Qué gran cuento, qué gran poema el del paraíso terrenal, en el que la infancia del hombre se ve abruptamente interrumpida por la visión de los cuerpos desnudos. Y a partir de ahí ya se sabe; ángeles flamígeros como policías antidisturbios de la felicidad, contratos basura y trabajos terribles para el sudor de nuestra frente, partos con dolor y sometimiento al macho y al patriarcado, vergüenza del propio cuerpo, perversiones de la sexualidad.
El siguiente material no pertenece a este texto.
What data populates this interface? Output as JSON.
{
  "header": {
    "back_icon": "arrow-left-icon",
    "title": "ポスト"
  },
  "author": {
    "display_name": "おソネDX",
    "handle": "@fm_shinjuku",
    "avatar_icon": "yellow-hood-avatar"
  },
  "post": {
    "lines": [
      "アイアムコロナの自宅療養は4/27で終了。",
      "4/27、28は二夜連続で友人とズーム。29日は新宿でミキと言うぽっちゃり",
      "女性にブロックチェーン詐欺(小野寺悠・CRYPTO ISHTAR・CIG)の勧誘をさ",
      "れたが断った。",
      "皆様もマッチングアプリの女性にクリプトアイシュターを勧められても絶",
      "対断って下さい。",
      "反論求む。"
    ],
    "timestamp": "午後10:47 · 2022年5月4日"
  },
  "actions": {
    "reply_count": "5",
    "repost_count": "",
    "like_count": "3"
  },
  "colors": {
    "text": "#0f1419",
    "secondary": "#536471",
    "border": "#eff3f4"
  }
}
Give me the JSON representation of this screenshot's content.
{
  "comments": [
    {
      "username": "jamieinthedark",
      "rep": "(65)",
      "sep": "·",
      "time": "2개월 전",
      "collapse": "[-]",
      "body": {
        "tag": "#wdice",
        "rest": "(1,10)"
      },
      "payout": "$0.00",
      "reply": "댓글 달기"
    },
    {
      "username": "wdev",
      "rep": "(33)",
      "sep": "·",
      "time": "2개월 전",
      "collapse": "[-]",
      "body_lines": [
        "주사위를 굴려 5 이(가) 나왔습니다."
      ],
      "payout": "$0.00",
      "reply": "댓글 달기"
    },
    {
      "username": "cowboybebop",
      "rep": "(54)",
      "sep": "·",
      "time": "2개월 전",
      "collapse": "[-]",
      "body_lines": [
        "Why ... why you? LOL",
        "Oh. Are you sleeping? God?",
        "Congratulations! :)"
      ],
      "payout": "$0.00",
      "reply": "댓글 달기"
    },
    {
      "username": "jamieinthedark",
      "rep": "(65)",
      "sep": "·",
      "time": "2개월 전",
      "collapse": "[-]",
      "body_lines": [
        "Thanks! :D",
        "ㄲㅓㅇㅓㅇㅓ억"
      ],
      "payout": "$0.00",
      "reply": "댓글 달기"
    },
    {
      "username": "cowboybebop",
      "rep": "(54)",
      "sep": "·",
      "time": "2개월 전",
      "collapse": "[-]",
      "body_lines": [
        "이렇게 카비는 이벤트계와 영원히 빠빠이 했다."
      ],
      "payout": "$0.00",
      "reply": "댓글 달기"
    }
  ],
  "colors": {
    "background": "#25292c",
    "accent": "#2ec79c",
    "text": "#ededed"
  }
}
Ojalá el buen dios no nos hubiera estado mirando el día maravilloso que metimos mano por vez primera, pero ese voyeur incorregible se dio a sí mismo el don de la ubicuidad y supo que sus criaturas se habían tomado en serio la fanfarrona proclama del libre albedrío.  

Tomaron los primeros padres, cubiertos ya por la infame hoja de parra, la emocionante decisión de ser libres y de amarse. Y el gusano del rencor fue mordiendo lentamente la manzana, que quedó a medio comer, tirada bajo el árbol del bien y del mal. Como nosotros, salieron Eva y Adán a la vida. Y dejaron solo a dios, lo dejaron en pañales y en minúsculas.